A good B movie is great fun. The format is officially dead, but the label lives; and now people use it to refer to a genre film (usually horror or science fiction/fantasy) with a small promotional spend as much as they use it to describe one with a low budget. If a non-blockbuster non-cult non-art-house non-sequel tests like a turkey, it won’t be sold so aggressively to prospective spectators and the cast will be less keen to make their contribution to its marketing, so it’ll end up on the B movie ghetto by default.

B movies are more than merely entertaining ways for multi-millionaires to hide some of their capital gains away from government revenue services. There are artistic freedoms that come with embracing B-moviehood. When it’s deliberately produced to a price, a production can decide in advance to take risks that blockbusters can’t, it can aim itself more directly at connoisseurs of its niche; plus, as a viewer, your expectations are so much lower that you are more likely to enjoy the results. This is also a segment of the business in which British filmmakers have often prospered, for a while at least.

Of course, even when we aren’t talking about straight-to-video releases, there are plenty of bad contemporary B movies—for example, the oeuvre of the infamously tax efficient Uwe “Worst Director In The World” Boll. This is one reason why, when I drop a B into my disc drive and I enjoy the ride despite myself, it’s as satisfying as eating a well made burger. In no particular order, here are three 21st-century “B”s that I have enjoyed on DVD over the past few months.

Pandorum [made in 2009 for $33m] was subsidized by German regional and national film funds and there was a substantial British contribution to its production, but its one genuine star and overall feel is American. Amongst the harsh criticism at Rotten Tomatoes, many reviewers complain that it’s derivative. Yes, the film takes your money in return for science fiction (and horror) old rope—it seems to be aimed at fans of the genre(s)—but what impressed me about it was that these frayed strands were woven into something original and, ultimately, surprising.

Reign Of Fire [made in 2002 for $60m] is a borderline B movie, almost not qualifying because it stars two bona fide Hollywood A-listers (Matthew McConaughey and Christian Bale), but it’s a film that cost less than $100 m, is set in Britain, and tries to tell an anachronistic tale of a world taken over by dragons—thereby combining science fiction, fantasy, and horror—with something like grit. Indeed, I was shocked that Sean Bean didn’t appear in it. Fortunately, keeping it real didn’t mean keeping out exhilarating action sequences.

The budget of the cheapest of these three, Skyline [made in 2010], $10.5m was so low it’s hard to believe. You can see the joins at times, but the CGI is stunning. Shame about the plot, yes; but the concept is solid, namely: “This ain’t your grandpa’s alien invasion.” If you were to look for a antecedent from the B movie golden age that summed up its mood, then you’d describe it as more a schlock-horror Invasion of the Bodysnatchers than a whizz-bang War Of the Worlds.
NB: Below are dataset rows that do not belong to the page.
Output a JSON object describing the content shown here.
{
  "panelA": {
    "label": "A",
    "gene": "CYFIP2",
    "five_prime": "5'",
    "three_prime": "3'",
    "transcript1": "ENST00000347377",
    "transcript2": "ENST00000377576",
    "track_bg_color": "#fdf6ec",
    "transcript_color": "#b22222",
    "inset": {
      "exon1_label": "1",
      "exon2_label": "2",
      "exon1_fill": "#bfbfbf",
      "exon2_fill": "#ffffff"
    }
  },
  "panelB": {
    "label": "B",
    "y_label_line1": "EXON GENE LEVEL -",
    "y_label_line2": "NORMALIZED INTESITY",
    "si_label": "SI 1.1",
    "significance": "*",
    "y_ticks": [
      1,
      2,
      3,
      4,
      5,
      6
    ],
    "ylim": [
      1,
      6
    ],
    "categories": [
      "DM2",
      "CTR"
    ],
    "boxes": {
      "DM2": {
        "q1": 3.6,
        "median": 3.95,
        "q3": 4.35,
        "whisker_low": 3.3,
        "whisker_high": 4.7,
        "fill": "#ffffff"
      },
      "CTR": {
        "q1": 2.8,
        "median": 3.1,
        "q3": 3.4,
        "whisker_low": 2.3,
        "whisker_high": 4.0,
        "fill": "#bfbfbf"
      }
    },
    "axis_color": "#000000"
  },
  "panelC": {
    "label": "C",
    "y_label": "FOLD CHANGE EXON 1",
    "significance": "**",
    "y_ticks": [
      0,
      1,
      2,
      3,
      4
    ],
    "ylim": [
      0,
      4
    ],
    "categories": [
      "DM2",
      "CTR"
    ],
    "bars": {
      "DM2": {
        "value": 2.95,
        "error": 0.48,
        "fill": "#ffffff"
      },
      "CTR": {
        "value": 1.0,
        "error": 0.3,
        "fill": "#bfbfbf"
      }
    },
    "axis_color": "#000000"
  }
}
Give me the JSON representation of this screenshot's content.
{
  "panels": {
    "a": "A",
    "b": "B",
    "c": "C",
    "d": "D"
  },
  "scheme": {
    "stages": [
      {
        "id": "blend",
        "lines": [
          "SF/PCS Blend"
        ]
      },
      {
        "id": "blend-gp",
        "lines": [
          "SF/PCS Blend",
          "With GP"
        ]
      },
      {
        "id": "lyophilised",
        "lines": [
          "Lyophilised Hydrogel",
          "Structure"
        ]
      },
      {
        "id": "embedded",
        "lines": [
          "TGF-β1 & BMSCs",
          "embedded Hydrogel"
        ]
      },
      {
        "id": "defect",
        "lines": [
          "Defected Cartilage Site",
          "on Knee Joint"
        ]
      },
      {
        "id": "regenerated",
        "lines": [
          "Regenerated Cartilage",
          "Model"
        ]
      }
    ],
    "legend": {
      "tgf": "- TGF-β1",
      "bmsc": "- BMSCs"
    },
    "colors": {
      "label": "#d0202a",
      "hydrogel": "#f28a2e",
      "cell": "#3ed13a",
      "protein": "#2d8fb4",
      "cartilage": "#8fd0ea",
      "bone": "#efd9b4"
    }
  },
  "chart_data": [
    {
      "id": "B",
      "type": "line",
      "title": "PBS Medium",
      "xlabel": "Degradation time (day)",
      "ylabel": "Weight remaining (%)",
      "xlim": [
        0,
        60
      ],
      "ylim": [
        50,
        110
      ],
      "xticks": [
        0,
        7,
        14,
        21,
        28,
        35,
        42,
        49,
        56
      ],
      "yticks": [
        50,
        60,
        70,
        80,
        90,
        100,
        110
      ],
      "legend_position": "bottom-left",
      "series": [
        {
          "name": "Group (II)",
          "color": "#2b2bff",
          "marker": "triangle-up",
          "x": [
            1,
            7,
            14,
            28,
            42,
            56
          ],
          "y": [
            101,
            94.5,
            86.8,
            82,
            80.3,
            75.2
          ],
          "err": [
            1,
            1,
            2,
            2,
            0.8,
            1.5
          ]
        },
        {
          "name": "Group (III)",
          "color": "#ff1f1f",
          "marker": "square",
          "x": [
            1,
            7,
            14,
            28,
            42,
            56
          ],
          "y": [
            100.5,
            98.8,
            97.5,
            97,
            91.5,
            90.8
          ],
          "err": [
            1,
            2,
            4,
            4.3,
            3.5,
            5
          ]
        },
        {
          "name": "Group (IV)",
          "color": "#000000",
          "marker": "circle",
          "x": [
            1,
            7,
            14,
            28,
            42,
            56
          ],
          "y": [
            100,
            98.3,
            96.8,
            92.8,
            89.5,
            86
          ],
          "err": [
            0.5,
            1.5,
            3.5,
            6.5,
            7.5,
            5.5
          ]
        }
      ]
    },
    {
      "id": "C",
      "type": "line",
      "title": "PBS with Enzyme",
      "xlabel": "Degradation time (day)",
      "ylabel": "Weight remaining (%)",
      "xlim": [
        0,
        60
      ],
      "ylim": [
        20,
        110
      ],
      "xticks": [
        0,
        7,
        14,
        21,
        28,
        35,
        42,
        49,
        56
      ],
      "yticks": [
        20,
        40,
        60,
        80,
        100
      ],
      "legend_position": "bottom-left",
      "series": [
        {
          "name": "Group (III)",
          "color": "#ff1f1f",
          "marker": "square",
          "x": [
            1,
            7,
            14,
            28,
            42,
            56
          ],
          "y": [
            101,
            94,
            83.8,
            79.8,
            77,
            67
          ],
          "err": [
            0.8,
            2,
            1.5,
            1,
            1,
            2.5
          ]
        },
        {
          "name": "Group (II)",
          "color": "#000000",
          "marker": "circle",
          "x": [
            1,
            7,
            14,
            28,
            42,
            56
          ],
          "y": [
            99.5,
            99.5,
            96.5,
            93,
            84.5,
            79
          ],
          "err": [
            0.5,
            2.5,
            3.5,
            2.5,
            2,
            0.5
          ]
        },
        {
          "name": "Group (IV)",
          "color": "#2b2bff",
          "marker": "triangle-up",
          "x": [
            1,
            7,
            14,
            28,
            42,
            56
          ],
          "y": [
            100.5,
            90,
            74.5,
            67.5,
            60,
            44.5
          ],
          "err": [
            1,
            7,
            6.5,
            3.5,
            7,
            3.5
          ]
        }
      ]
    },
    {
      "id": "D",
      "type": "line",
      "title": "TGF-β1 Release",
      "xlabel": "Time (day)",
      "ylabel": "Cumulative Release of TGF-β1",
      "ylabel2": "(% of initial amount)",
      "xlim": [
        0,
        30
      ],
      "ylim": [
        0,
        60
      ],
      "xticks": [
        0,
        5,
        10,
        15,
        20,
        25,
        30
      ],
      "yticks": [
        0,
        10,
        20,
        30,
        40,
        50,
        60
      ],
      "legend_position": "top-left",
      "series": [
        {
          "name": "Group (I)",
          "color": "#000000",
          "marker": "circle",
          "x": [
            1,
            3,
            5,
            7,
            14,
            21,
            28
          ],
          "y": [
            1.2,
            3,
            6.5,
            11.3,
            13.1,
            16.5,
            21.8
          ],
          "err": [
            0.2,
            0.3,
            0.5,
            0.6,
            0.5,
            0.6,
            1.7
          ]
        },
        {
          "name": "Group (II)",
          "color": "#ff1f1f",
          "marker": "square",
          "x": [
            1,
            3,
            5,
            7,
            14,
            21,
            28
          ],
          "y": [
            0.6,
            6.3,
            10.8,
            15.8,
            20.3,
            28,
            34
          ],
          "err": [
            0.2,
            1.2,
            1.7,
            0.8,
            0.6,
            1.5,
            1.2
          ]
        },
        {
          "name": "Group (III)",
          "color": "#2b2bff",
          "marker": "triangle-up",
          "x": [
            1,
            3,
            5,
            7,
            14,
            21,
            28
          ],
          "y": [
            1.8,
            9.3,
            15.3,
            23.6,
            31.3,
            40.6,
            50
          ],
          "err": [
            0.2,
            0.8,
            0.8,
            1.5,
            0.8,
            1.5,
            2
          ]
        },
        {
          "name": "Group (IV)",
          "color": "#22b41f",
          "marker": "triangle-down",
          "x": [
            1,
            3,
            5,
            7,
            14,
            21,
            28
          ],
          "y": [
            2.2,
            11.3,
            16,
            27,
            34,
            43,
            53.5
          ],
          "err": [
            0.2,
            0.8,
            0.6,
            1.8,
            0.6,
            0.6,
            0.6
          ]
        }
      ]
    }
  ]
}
UPDATE [27May11]: Tim Almond suggests I add Crank [made in 2006 for $12m]. Good idea. I haven’t seen it recently, but it fits the bill perfectly: cheap, daft, fun. The plot has negligible respect for physics or physiology—its sequel even less—but it is occasionally hilarious and always impossible to be bored by: dirty, potty-mouthed, violent, extreme slapstick engineered for the adolescent males who were officially forbidden from watching it in the cinema to rent on DVD.